Come tutti quelli che dalla natura traggono direttamente, e non per via mediata, il proprio sostentamento materiale, Louis da giovane aveva un rapporto strumentale, diciamo così, con la montagna, i suoi animali, i suoi alberi, i suoi pascoli, le sue acque. Non ne abusava perché sapeva che era un bene prezioso, da non sciupare né sperperare, ma la vedeva come un bene da curare perché utile. Negli anni, in particolare nei lunghi anni di guardiaparco e di guardiacaccia, il suo atteggiamento è cambiato. Probabilmente, e parlando in termini dotti, meno giudeo-cristiano: l’uomo come padrone della natura creata, e più ecologico: l’uomo come parte di un unico cosmo, solidale e della stessa sostanza (uso scientemente un termine tratto dal Credo perché anche il legame con ciò che ci circonda e ci fa vivere può essere una forma religiosa). Senza nessuna smanceria estetizzante, tipica dei cittadini che consumano il bello naturale (Cesare Garboli raccontava di un letterato marcio che una sera a Monte Rotondo si accompagnava a Padre Pio e, ammirando i cipressi al tramonto, in stato di estasi esclamò: “Ah, Padre, che commozione quegli alberi che svettano sul rosso del sole calante!” e il tremendo ma lucido cappuccino di rimando: “Ma figliolo, ancora a questo punto siamo?!”). Piuttosto con la consapevolezza di far parte di un unico Tutto, di sapere che la linfa che scorre negli alberi è la stessa forza vitale che scorre nelle sue vene, che anche la roccia è viva e che il cielo diurno e notturno è una scrittura da interpretare e che puoi ascoltare gli alberi. Quello che un tempo era rispetto utilitaristico negli anni è diventato un rispetto fraterno e riconoscente.

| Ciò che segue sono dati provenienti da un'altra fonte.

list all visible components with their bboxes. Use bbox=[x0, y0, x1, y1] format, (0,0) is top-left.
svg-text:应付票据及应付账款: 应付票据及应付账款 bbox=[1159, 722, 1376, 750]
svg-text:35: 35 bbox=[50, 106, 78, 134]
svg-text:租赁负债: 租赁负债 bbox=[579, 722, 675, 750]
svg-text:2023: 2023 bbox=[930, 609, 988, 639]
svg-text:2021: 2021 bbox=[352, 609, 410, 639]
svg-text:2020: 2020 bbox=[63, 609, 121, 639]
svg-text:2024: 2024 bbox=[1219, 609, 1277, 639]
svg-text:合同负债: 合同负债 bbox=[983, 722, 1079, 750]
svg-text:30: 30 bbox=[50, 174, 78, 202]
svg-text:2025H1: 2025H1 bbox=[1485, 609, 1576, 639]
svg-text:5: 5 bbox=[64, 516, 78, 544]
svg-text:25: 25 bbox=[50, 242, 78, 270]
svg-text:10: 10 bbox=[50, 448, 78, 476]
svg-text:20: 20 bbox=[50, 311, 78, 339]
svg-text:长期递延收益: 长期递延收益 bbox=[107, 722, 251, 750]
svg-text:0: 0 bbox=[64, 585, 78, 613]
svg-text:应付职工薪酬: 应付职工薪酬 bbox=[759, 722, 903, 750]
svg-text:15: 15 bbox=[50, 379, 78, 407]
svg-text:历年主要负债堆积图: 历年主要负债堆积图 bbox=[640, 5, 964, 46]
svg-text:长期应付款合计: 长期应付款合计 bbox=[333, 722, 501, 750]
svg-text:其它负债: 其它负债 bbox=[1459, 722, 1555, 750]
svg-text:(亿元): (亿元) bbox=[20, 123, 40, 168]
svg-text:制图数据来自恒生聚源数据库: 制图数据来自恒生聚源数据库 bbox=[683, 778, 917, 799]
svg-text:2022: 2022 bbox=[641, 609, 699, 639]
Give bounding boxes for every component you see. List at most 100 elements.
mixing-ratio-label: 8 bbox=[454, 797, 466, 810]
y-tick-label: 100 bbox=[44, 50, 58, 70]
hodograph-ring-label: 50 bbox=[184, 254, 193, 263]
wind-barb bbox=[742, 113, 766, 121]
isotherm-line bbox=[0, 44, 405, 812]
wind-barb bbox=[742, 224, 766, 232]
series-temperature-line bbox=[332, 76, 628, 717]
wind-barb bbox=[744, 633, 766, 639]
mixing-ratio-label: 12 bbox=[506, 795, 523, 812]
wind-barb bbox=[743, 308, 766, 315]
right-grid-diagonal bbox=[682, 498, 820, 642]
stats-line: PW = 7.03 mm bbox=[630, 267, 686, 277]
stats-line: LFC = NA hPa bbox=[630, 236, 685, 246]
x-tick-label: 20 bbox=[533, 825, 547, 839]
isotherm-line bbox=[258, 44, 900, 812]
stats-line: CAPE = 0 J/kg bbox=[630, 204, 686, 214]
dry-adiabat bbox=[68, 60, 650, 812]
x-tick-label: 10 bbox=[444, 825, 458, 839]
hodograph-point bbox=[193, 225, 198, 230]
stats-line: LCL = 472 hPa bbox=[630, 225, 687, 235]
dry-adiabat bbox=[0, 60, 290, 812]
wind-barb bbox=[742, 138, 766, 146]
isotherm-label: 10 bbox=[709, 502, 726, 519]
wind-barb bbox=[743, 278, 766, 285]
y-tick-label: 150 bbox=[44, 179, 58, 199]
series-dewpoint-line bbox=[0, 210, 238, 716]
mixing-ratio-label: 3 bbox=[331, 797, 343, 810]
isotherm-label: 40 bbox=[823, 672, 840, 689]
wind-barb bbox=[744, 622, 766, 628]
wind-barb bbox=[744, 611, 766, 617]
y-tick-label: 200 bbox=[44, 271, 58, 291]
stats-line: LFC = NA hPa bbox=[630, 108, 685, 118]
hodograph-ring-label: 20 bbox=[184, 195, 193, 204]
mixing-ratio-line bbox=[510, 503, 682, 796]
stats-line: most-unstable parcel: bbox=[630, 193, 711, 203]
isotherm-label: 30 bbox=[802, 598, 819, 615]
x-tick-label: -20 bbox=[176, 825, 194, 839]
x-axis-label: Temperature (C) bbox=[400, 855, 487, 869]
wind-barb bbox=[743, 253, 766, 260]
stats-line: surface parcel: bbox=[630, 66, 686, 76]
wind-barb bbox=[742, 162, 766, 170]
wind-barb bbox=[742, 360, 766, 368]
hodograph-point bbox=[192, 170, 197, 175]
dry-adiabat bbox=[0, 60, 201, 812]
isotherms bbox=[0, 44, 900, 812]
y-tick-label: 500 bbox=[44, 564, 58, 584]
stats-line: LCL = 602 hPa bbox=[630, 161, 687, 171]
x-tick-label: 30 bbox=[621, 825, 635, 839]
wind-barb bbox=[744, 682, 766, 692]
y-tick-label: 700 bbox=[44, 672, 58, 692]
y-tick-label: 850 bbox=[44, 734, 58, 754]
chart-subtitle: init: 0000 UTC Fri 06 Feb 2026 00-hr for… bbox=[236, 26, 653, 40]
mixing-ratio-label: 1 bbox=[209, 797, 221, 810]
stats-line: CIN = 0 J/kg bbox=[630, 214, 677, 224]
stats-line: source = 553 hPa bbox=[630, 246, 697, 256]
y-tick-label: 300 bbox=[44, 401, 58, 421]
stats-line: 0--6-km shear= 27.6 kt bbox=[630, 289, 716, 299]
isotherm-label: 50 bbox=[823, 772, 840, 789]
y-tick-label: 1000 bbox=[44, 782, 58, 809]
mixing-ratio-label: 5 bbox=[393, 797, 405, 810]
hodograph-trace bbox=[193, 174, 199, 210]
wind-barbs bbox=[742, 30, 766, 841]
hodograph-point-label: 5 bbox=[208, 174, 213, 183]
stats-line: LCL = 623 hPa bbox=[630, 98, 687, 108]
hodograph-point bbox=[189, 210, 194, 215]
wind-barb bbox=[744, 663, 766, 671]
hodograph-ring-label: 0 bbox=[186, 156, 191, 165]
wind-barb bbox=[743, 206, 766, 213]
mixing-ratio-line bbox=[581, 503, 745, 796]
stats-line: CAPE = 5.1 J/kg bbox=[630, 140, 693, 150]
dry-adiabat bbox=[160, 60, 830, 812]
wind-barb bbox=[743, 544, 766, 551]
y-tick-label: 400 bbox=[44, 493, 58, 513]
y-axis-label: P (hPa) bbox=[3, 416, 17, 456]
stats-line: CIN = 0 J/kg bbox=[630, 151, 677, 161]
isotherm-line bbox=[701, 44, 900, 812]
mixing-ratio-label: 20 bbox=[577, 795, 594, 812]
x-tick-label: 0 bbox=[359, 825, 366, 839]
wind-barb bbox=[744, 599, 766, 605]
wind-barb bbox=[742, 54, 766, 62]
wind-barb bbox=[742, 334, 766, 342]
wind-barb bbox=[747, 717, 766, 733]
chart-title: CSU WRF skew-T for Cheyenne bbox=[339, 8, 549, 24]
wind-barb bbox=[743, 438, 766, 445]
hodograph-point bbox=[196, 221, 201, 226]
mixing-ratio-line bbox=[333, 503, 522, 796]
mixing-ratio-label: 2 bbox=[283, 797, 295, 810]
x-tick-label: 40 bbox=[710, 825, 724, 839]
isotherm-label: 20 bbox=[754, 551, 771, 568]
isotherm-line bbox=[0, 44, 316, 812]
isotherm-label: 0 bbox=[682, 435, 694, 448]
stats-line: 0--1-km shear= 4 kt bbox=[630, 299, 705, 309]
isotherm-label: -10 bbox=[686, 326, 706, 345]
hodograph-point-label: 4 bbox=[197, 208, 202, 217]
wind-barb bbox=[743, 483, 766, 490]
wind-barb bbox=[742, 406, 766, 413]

C’è un terzo tratto della sua personalità che si intreccia e si fonde con gli altri due (la calma e la relazione peculiare, simbiotica, con la Natura in senso lato): il rispetto per il lavoro e per l’oggetto del lavoro. Quando fa una scultura (è uno straordinario e originalissimo intagliatore), ma anche quando taglia un albero o fa legna o cura le galline o ripara un qualche aggeggio, c’è sempre una sorta di cura amorevole mai esibita nel gesto ma che nasce da dentro e anima segretamente l’azione. Il modo in cui tocca il legno o gli attrezzi, ma anche la corda quando si preparava per andare sul ghiacciaio, il rapporto che un tempo aveva coi cani (e con gli animali in genere, anche quando li cacciava): mai puramente strumentale, mai “antropomorfizzante”: rispetta le distanze, riconosce istintivamente un ordine e una gerarchia, eppure sembra sempre che chieda il permesso. Lui, guascone con gli umani, si trasforma quando è solo col mondo e con la natura: non ci sono più gara o sfida, cessa ogni spirito competitivo, non deve dimostrare niente a nessuno, la montagna non è un avversario da conquistare ma un’amica che sai più forte di te e con cui convivi amandola e rispettandola come una compagna di vita. C’è molto di arcaico o di primitivo, nel senso etnologico del termine, in questo approccio: mi vengono in mente lontane letture di Colin Turnbull o i reportage sugli Yanomami. Ma in lui c’è anche una sorta di disciplina interiore di cui oggi si son perdute le tracce.

Personalmente penso che il caso governi le nostre vite; poi sta a noi trasformare il caso in destino. Le occasioni di vita di Louis son state casuali e, nello stesso tempo, obbligate dal contesto ambientale e sociale: lui ha saputo farle proprie e crescere con esse. La sua figura appartiene a un mondo apparentemente immutabile, e remoto rispetto alla frenesia, al narcisismo, alla superficialità sovreccitata della nostre vite; ma i suoi valori, anche inconsapevoli, hanno ancora un significato per chi cerca una via d’uscita.